# Help mounting Hitachi Miter saw to stand



## LarsD (Feb 22, 2011)

Hi folks,
Was wondering if I could get some help with someone who's done this before.

I'm an idiot when it comes to tools and home improvement, but after purchasing our first house and some disapproving looks by my wife, I've got no choice.

To aid me in my efforts, she was kind enough to purchase a Hitachi C12RSH sliding compound miter saw to replace an old Ryobi I had. She also got the Dewalt miter saw stand.

Difficulty: I have no idea how to mount the saw to the stand. As best I can tell, the saw only has 2 front holes for bolts and nothing in the rear. Am I supposed to drill a hole through the saw to fit the mounting brackets?

Any help (photos would be awesome) would be very much appreciated.

Thanks.


----------



## Just Bill (Dec 21, 2008)

Most stands will accomodate a variety of manufacturers saws, yours apparently does not. Recheck all combinations of hole patterns, if nothing matches, get out the drill or get a different stand. That 12" slider is a big saw, maybe too big for that stand.


----------



## DexterII (Jul 14, 2010)

My saw did not fit the brackets for my Dewalt stand either, so I used a piece of 1/2" plywood as an adapter plate. The stand brackets are bolted to the bottom of the plywood, and the saw is bolted to the top of it. Works fine that way.


----------



## LarsD (Feb 22, 2011)

I was hoping someone had one and knew or could suggest how to mount it. I've seen several pictures where it appears to be done properly, I just can't figure it out.


----------



## Ravenworks (Oct 31, 2010)

A wife that buys tools, dude you have a great wife!


----------



## jeffski1 (Feb 12, 2011)

it seems your Hitachi does not fit your miter saw stand.i recently purchased the ryobi miter saw stand and my 12" dewalt miter saw fits perfectly.the ryobi miter saw stand has simple instructions with pics on how to mount the saw,and if i can remember right it also suggest if your miter saw does not fit you can use a mounting plate(piece of plywood) for an adapter to make it fit the stand.the ryobi stand was $79.99 at home depot,its very sturdy and easy to set up.keep trying...
jeff


----------



## LarsD (Feb 22, 2011)

I guess I asked the wrong question.

I can't see how the saw would fit any miter saw stand as it only has bolt holes in the front to support any mounting bracket, though I could swear I've seen pictures of other people with the same saw mounted without using a plywood underboard. 

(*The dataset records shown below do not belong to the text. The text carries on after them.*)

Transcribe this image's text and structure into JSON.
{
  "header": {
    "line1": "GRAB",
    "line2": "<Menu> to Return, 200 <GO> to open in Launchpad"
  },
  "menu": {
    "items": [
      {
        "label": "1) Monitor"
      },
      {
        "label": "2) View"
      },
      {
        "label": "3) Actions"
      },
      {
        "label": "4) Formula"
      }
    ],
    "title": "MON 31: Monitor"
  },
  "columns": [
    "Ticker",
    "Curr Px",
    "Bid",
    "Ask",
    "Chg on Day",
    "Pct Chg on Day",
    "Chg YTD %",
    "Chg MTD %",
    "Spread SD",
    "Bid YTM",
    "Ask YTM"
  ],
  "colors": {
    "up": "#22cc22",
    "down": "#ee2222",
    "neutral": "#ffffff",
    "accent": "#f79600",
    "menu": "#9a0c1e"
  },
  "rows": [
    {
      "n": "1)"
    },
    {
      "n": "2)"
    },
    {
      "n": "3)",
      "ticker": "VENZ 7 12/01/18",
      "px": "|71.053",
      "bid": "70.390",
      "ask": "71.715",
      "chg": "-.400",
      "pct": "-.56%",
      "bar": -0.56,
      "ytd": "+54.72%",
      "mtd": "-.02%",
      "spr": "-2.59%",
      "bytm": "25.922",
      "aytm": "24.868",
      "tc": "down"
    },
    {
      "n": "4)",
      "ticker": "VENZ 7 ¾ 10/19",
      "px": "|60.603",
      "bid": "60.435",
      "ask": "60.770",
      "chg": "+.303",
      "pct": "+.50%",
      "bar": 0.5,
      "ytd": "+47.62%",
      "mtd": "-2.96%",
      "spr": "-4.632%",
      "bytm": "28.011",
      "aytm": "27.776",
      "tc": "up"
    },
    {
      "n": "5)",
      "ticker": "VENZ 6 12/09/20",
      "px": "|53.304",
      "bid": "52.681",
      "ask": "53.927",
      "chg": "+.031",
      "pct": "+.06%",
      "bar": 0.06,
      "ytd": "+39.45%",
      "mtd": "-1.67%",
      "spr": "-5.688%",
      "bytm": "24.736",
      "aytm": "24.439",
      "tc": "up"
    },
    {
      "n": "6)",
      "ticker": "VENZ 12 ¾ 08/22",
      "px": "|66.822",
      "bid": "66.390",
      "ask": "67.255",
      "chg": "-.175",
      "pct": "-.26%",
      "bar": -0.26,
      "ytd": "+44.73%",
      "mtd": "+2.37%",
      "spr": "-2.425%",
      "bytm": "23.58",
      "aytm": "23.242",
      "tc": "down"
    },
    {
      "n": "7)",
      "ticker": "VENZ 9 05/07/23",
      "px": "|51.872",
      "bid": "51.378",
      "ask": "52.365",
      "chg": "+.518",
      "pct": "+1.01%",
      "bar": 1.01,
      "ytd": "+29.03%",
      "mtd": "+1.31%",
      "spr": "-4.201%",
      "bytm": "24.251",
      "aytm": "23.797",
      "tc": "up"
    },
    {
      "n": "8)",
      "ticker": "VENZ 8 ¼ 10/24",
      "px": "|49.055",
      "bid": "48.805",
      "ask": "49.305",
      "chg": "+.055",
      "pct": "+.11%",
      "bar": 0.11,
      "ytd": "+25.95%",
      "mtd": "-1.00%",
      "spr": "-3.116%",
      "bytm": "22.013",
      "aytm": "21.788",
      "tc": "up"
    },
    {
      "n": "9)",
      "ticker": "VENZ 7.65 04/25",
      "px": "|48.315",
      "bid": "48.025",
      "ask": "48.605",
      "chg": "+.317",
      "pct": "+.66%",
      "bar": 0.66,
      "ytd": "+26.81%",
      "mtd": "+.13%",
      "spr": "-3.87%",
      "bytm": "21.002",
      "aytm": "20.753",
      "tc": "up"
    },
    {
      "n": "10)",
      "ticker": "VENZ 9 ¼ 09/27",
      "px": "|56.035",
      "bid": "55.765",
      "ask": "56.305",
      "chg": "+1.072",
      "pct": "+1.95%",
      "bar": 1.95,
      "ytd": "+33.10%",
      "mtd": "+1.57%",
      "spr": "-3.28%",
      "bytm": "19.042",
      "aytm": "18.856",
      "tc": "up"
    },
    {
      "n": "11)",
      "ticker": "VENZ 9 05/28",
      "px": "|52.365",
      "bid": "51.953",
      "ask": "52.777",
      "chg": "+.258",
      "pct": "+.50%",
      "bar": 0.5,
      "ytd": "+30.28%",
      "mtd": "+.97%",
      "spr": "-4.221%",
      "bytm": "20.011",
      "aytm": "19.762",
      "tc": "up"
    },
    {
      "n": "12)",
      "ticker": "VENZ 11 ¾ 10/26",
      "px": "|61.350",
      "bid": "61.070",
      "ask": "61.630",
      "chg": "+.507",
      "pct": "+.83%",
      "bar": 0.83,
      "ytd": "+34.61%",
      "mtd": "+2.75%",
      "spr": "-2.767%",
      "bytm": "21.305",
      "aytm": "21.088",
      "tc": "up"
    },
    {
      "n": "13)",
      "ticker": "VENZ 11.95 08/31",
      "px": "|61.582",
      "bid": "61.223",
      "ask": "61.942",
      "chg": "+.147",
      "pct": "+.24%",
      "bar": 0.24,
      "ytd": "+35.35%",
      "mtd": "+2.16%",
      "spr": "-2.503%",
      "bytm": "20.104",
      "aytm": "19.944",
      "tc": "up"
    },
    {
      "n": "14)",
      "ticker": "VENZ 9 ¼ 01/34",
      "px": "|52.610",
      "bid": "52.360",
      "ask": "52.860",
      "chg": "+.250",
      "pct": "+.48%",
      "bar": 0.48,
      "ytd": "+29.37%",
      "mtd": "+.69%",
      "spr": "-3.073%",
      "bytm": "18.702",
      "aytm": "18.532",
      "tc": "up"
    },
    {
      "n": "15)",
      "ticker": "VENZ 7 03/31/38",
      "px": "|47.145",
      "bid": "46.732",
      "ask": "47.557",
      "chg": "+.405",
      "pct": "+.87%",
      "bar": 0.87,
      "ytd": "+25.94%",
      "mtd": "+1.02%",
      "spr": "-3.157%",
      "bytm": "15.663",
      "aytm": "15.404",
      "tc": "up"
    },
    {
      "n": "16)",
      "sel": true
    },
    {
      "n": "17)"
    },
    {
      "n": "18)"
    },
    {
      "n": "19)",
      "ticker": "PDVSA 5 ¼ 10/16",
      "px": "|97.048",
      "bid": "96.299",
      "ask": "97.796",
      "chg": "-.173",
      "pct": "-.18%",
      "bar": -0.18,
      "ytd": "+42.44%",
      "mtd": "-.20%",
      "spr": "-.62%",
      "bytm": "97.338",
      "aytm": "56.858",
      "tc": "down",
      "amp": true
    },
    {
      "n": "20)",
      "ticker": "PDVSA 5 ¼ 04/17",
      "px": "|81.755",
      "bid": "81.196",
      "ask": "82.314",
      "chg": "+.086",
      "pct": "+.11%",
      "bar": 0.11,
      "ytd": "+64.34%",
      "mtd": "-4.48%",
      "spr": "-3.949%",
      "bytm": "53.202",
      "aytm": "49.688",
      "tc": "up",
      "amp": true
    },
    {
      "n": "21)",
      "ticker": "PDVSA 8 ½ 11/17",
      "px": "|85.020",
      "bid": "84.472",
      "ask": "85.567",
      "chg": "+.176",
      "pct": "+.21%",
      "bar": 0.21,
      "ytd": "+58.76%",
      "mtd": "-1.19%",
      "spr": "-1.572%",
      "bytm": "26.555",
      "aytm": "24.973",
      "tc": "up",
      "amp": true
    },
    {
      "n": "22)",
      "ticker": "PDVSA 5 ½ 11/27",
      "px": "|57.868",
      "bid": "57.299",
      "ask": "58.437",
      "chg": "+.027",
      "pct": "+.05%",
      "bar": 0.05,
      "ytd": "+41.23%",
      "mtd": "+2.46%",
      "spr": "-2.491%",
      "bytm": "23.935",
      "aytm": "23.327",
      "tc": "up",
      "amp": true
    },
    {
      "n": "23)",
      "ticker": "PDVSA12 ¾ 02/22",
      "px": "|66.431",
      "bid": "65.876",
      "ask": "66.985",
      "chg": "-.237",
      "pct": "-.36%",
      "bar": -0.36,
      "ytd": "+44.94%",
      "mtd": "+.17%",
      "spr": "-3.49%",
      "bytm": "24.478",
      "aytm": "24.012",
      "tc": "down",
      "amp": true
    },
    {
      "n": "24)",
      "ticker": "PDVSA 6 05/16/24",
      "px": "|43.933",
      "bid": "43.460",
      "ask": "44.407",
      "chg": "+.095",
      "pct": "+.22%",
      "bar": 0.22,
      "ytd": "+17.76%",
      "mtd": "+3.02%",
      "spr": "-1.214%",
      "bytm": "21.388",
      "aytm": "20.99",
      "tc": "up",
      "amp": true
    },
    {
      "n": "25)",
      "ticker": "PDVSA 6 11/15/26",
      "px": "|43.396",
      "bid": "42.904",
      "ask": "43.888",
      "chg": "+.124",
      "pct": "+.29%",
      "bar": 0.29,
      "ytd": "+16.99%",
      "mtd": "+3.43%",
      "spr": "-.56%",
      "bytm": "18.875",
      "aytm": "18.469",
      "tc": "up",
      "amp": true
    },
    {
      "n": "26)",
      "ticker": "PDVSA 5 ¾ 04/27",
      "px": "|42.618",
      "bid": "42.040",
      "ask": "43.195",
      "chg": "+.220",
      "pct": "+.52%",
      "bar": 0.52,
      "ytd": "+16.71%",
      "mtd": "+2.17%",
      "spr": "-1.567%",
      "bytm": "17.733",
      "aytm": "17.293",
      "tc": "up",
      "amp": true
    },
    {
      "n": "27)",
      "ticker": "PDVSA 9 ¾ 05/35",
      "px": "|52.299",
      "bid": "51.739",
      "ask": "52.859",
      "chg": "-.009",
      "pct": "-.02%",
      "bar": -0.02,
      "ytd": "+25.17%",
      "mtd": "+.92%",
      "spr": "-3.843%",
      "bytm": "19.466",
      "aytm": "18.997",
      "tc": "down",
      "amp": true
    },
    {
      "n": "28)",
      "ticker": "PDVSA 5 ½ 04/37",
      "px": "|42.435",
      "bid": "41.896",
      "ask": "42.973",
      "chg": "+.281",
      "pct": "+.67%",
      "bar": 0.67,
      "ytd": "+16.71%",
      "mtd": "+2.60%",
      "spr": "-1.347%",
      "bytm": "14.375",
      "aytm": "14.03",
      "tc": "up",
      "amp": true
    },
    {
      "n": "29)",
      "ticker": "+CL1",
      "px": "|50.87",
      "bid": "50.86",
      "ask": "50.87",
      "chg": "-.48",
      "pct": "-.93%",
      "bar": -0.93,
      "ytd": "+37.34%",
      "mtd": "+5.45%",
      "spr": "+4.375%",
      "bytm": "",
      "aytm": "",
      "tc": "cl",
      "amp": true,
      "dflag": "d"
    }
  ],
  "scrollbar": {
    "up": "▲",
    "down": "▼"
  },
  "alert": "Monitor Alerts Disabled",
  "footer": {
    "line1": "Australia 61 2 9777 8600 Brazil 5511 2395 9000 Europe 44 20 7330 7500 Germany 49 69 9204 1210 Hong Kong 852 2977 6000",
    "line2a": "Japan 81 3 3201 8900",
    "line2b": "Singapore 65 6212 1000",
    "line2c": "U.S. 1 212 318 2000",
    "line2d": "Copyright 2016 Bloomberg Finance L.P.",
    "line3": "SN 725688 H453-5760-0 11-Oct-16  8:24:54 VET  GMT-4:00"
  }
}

I'd like to know how that was done.


----------



## TheDoorGuy (Jun 23, 2010)

I will chime in with the above posts and say that you should do a little more research on stands.
Maybe call Hitachi and see if they recommend a specific model.

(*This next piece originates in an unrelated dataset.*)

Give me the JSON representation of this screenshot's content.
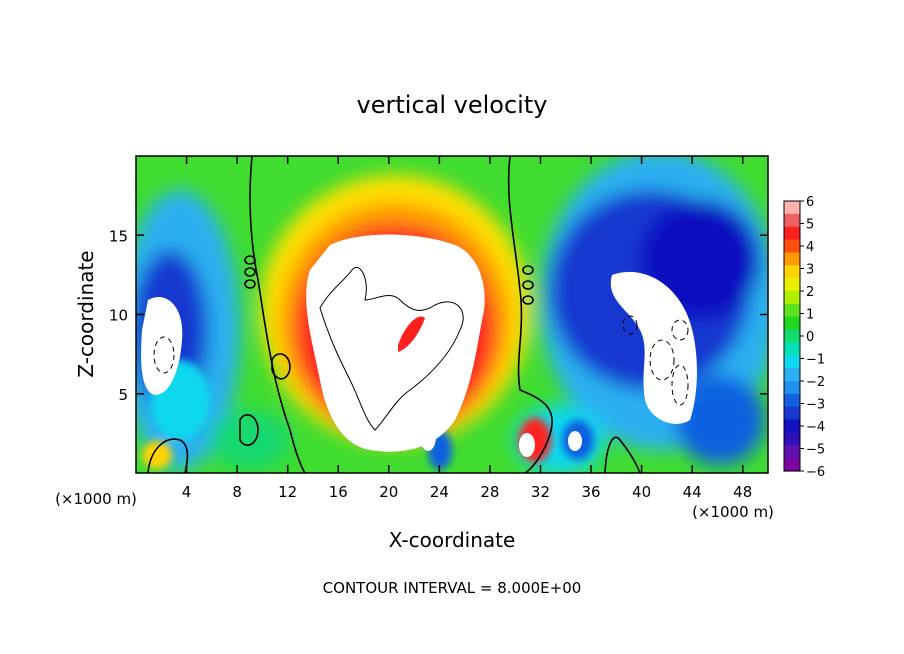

More importantly, as Raven said....Hang onto that great wife!!!

RC/DG


----------



## dkuntz (Jan 6, 2012)

Look at the rear of the saw legs. It appears that the holes in these legs do not go all the way through. There are rubber inserts in there that can be pulled out from the bottom. They are tight so will need a little elbow grease. After you pull them out you will see that the holes for all 4 legs are open


----------



## Total Tool (Dec 4, 2011)

My limited google search has shown that this saw is difficult to mount to a stand and Hitachi support is limited. It definitely looks like there are no holes in the back. Weird...? There are some you tube vids/reviews that may be helpful.


----------



## havalife (Mar 23, 2011)

Will you need to have the holes in the back if you bolt the front good?


----------



## joecaption (Nov 30, 2011)

That stand is way to flimy for that sized saw.
You will bust a nut trying to set it up and tear it down.
I have one and use this type stand.
http://www.ridgid.com/Tools/Miter-Saw-Utility-Vehicle/
I just drilled two holes in the back for mounting.


----------



## LarsD (Feb 22, 2011)

Thanks for the replies, but this thread is from March. I've already solved the problem.


----------



## ratherbefishing (Jan 13, 2011)

Lars....we're waiting.....HOW'd you solve the problem?

Closure, dude. We need closure.


----------



## Total Tool (Dec 4, 2011)

LOL, I didnt even notice the necro bump. But yeah, what did you do Lars?


----------